On a social life: Ms. Cohen doesn’t spend too much time in her Jersey City neighborhood, though she has identified her favorite drugstores and supermarkets. “I’m such a Brooklyn girly,” she said. “I lived in Queens forever. I lived in Astoria forever, and I was like, ‘I’m never moving to Brooklyn.’ And then I spent three days in Brooklyn — I was like, ‘I love Brooklyn.’”
On mocktails: Ms. Cohen doesn’t go to bars but will dine at a restaurant with a bar. “I love a mocktail, but I don’t like the mocktails that have fake alcohol in it. I won’t drink nonalcoholic beer; I’m not into nonalcoholic wine. But when it’s like lemonade and lavender or something cute and colorful that’s not meant to taste like alcohol, I love to do that.”
But sober and sober-curious living is on the rise, in part from an overreliance on booze during Covid-19 lockdowns, rising prices on alcohol, and an influx of nonalcoholic craft cocktails and beers. Sixty-three percent of Americans 12 and over reported that they drank alcohol in the past year, according to data from a 2022 study from the National Institute on Alcohol Abuse and Alcoholism, and nearly 22 percent in that age group reported binge drinking in the past month.
In New York, one only has to look at the influx of nonalcoholic bars to see that sober living isn’t merely a January resolution but a full-year commitment. Still, finding a sober roommate in a city of drinkers proved difficult. In addition to online housing groups, Ms. Cohen said she struck out among people in her network of sober friends. There were roommates who committed to a sublease agreement only to move in elsewhere with a partner. And even when she did find interested candidates who didn’t drink, her cat allergy stopped even the most well-matched potential roommates.

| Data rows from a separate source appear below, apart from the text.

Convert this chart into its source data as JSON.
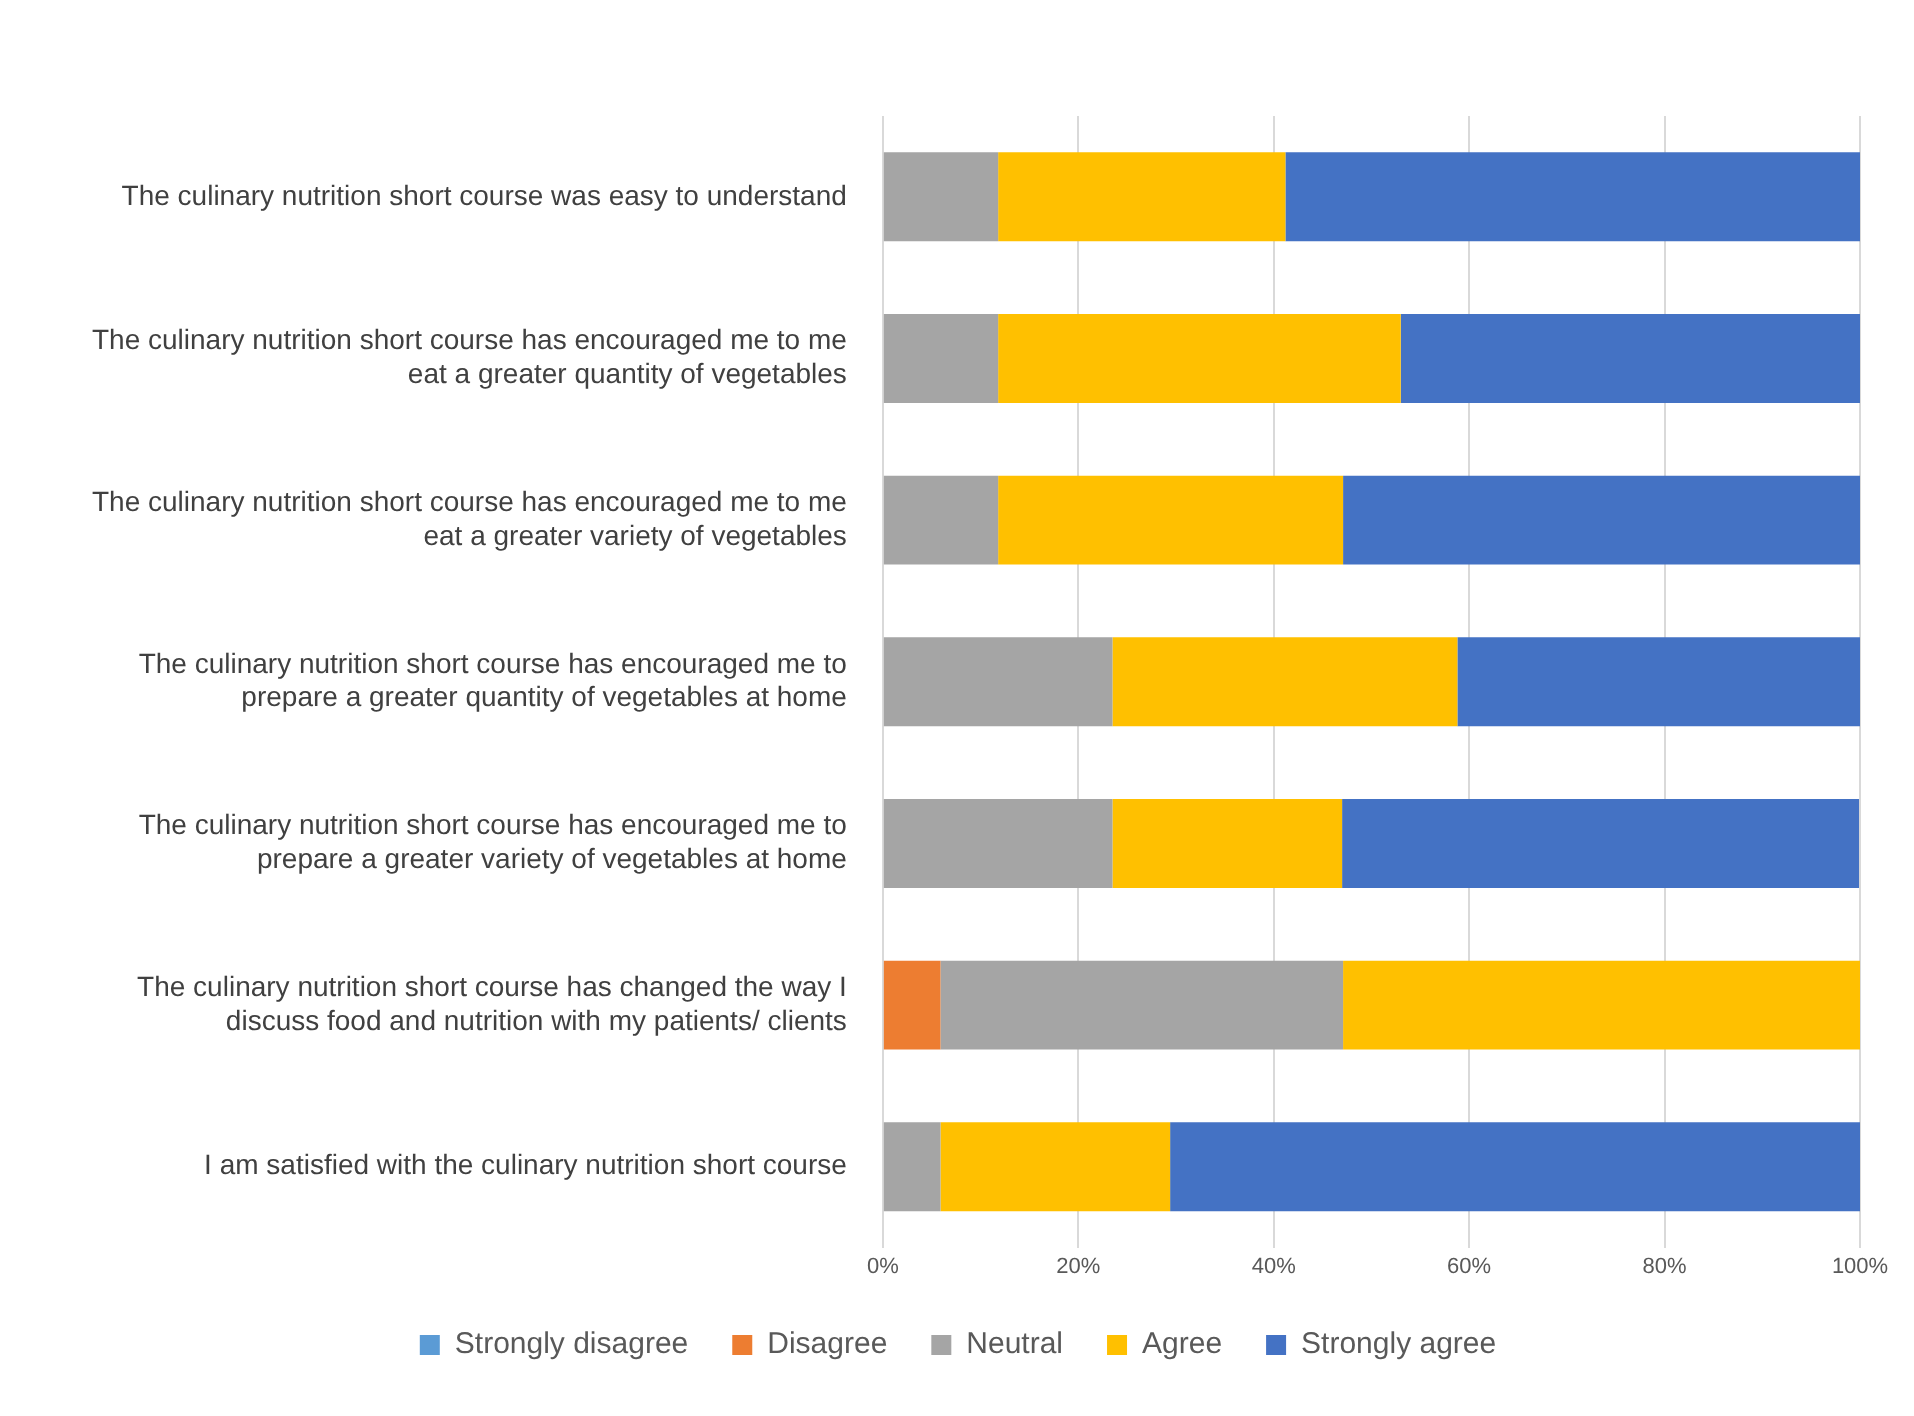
{
  "chart_data": {
    "type": "bar",
    "orientation": "horizontal",
    "stacked": true,
    "categories": [
      "The culinary nutrition short course was easy to understand",
      "The culinary nutrition short course has encouraged me to me eat a greater quantity of vegetables",
      "The culinary nutrition short course has encouraged me to me eat a greater variety of vegetables",
      "The culinary nutrition short course has encouraged me to prepare a greater quantity of vegetables at home",
      "The culinary nutrition short course has encouraged me to prepare a greater variety of vegetables at home",
      "The culinary nutrition short course has changed the way I discuss food and nutrition with my patients/ clients",
      "I am satisfied with the culinary nutrition short course"
    ],
    "series": [
      {
        "name": "Strongly disagree",
        "color": "#5b9bd5",
        "values": [
          0,
          0,
          0,
          0,
          0,
          0,
          0
        ]
      },
      {
        "name": "Disagree",
        "color": "#ed7d31",
        "values": [
          0,
          0,
          0,
          0,
          0,
          5.9,
          0
        ]
      },
      {
        "name": "Neutral",
        "color": "#a5a5a5",
        "values": [
          11.8,
          11.8,
          11.8,
          23.5,
          23.5,
          41.2,
          5.9
        ]
      },
      {
        "name": "Agree",
        "color": "#ffc000",
        "values": [
          29.4,
          41.2,
          35.3,
          35.3,
          23.5,
          52.9,
          23.5
        ]
      },
      {
        "name": "Strongly agree",
        "color": "#4472c4",
        "values": [
          58.8,
          47.1,
          52.9,
          41.2,
          52.9,
          0,
          70.6
        ]
      }
    ],
    "xlim": [
      0,
      100
    ],
    "xticks": [
      {
        "value": 0,
        "label": "0%"
      },
      {
        "value": 20,
        "label": "20%"
      },
      {
        "value": 40,
        "label": "40%"
      },
      {
        "value": 60,
        "label": "60%"
      },
      {
        "value": 80,
        "label": "80%"
      },
      {
        "value": 100,
        "label": "100%"
      }
    ],
    "grid": "x",
    "legend": "bottom"
  }
}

Eventually, the difficulty of finding a roommate who abstained from drinking, plus the allure of finally living alone, was too hard to resist. That meant moving out of her apartment and decamping to Jersey City. Across the river, Ms. Cohen pays around $2,675 monthly (her parents cover a portion of the rent as she mulls a career change to the e-commerce field) for her one-bedroom apartment, which she moved into in late March.
“One of the reasons I’m in a one-bedroom,” Ms. Cohen said, “is because it’s really hard to find someone in a similar age range who’s looking for similar things — and people like to drink.”

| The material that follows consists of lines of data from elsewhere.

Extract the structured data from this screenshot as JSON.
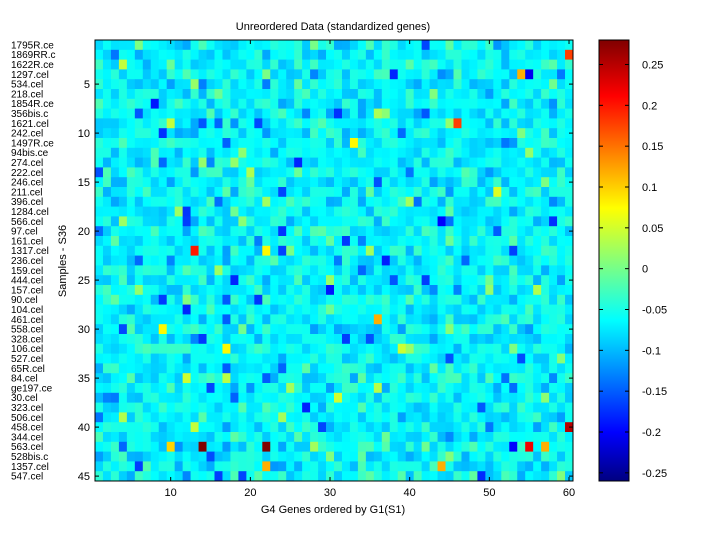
{
  "chart_data": {
    "type": "heatmap",
    "title": "Unreordered Data (standardized genes)",
    "xlabel": "G4 Genes ordered by G1(S1)",
    "ylabel": "Samples - S36",
    "x_range": [
      0.5,
      60.5
    ],
    "y_range": [
      0.5,
      45.5
    ],
    "x_ticks": [
      10,
      20,
      30,
      40,
      50,
      60
    ],
    "y_ticks": [
      5,
      10,
      15,
      20,
      25,
      30,
      35,
      40,
      45
    ],
    "row_labels": [
      "1795R.ce",
      "1869RR.c",
      "1622R.ce",
      "1297.cel",
      "534.cel",
      "218.cel",
      "1854R.ce",
      "356bis.c",
      "1621.cel",
      "242.cel",
      "1497R.ce",
      "94bis.ce",
      "274.cel",
      "222.cel",
      "246.cel",
      "211.cel",
      "396.cel",
      "1284.cel",
      "566.cel",
      "97.cel",
      "161.cel",
      "1317.cel",
      "236.cel",
      "159.cel",
      "444.cel",
      "157.cel",
      "90.cel",
      "104.cel",
      "461.cel",
      "558.cel",
      "328.cel",
      "106.cel",
      "527.cel",
      "65R.cel",
      "84.cel",
      "ge197.ce",
      "30.cel",
      "323.cel",
      "506.cel",
      "458.cel",
      "344.cel",
      "563.cel",
      "528bis.c",
      "1357.cel",
      "547.cel"
    ],
    "colorbar": {
      "min": -0.26,
      "max": 0.28,
      "ticks": [
        0.25,
        0.2,
        0.15,
        0.1,
        0.05,
        0,
        -0.05,
        -0.1,
        -0.15,
        -0.2,
        -0.25
      ],
      "tick_labels": [
        "0.25",
        "0.2",
        "0.15",
        "0.1",
        "0.05",
        "0",
        "-0.05",
        "-0.1",
        "-0.15",
        "-0.2",
        "-0.25"
      ],
      "colormap": "jet"
    },
    "value_distribution": {
      "rows": 45,
      "columns": 60,
      "typical_range": [
        -0.12,
        0.0
      ]
    },
    "notable_cells": [
      {
        "row": 2,
        "col": 60,
        "value": 0.18
      },
      {
        "row": 4,
        "col": 54,
        "value": 0.12
      },
      {
        "row": 4,
        "col": 55,
        "value": -0.2
      },
      {
        "row": 9,
        "col": 46,
        "value": 0.18
      },
      {
        "row": 9,
        "col": 45,
        "value": 0.02
      },
      {
        "row": 11,
        "col": 33,
        "value": 0.08
      },
      {
        "row": 22,
        "col": 13,
        "value": 0.2
      },
      {
        "row": 22,
        "col": 22,
        "value": 0.08
      },
      {
        "row": 29,
        "col": 36,
        "value": 0.12
      },
      {
        "row": 30,
        "col": 9,
        "value": 0.08
      },
      {
        "row": 32,
        "col": 17,
        "value": 0.08
      },
      {
        "row": 32,
        "col": 39,
        "value": 0.05
      },
      {
        "row": 40,
        "col": 60,
        "value": 0.25
      },
      {
        "row": 42,
        "col": 14,
        "value": 0.28
      },
      {
        "row": 42,
        "col": 22,
        "value": 0.28
      },
      {
        "row": 42,
        "col": 55,
        "value": 0.22
      },
      {
        "row": 42,
        "col": 57,
        "value": 0.12
      },
      {
        "row": 42,
        "col": 10,
        "value": 0.1
      },
      {
        "row": 44,
        "col": 22,
        "value": 0.12
      },
      {
        "row": 44,
        "col": 44,
        "value": 0.12
      }
    ],
    "grid": false
  }
}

“It’s nice to have the space to myself and not have to worry,” she continued. “There’s always the worry: What if the other person wants to start drinking again? What do you do in that situation?”

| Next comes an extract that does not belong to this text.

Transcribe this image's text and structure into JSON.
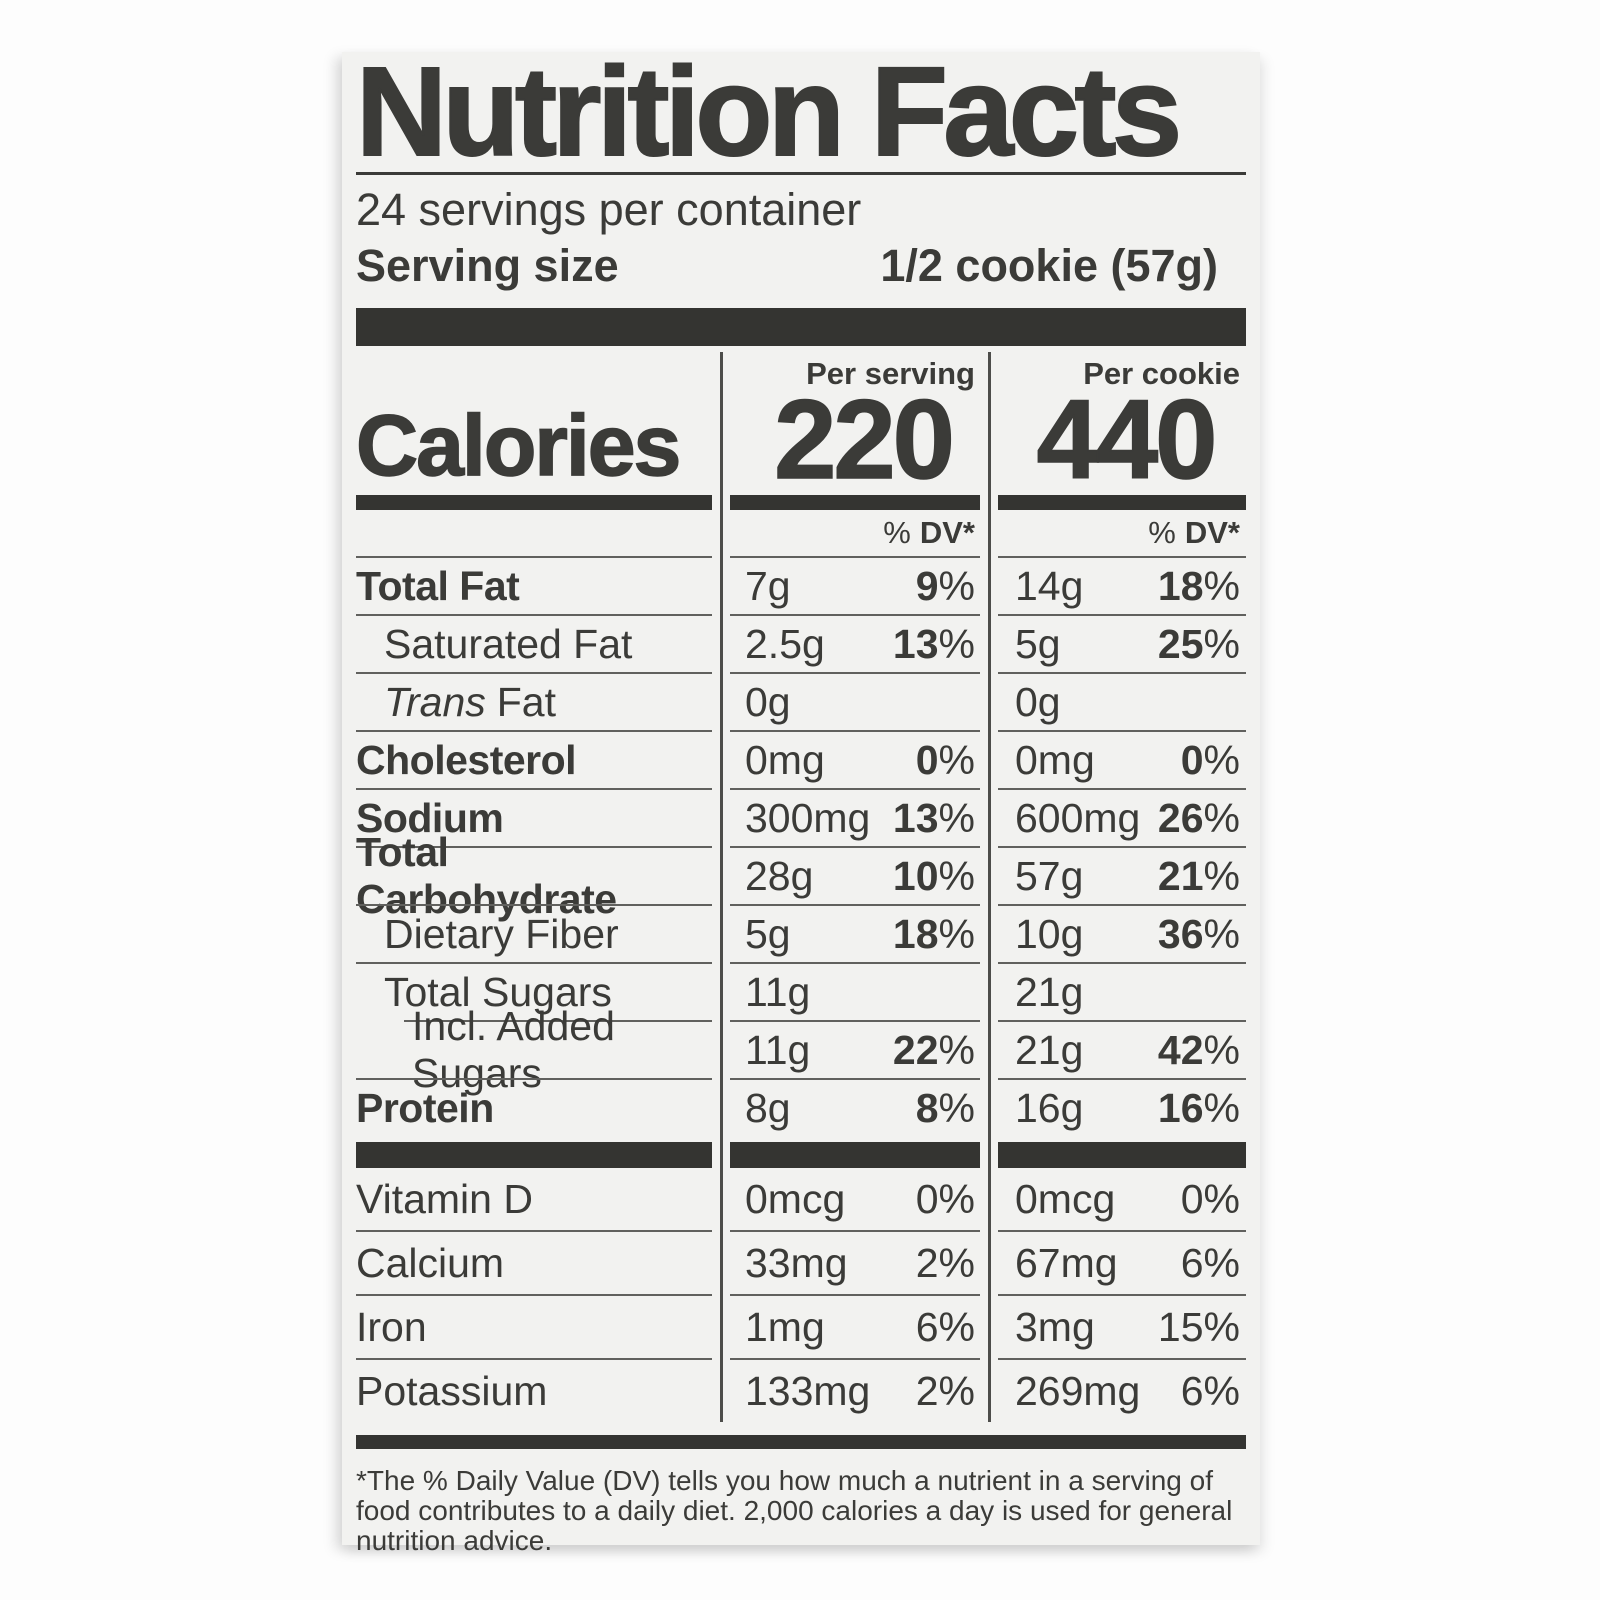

She doesn’t have those concerns anymore, and with the space all to herself, Ms. Cohen has taken to decorating her apartment. Floor-to-ceiling windows give her unobstructed views of the hills of New Jersey, an in-unit washer and dryer helps doing laundry with a bad back, and plates gifted to her by her grandmother have made a large building feel more homey.
In her apartment, she’s gone with a cozy, midcentury modern approach. Much of the furniture has followed her from her Brooklyn apartment, from her “piece of junk” TV stand from Wayfair to a green velvet couch. Trying to strike a balance between keeping a homey aesthetic with the glitz of a new-construction apartment has been a challenging, fun project.
Though she’s enjoying a respite from the city in New Jersey, Ms. Cohen still considers her life to be in Brooklyn. Her friends and community in Brooklyn are just a Path train and M.T.A. ride away for coffee dates, nonalcoholic dates and concerts.
“Coming home and having this beautiful safe space, where after being out with friends, it’s just relaxing,” said Ms. Cohen. “It honestly feels like heaven.”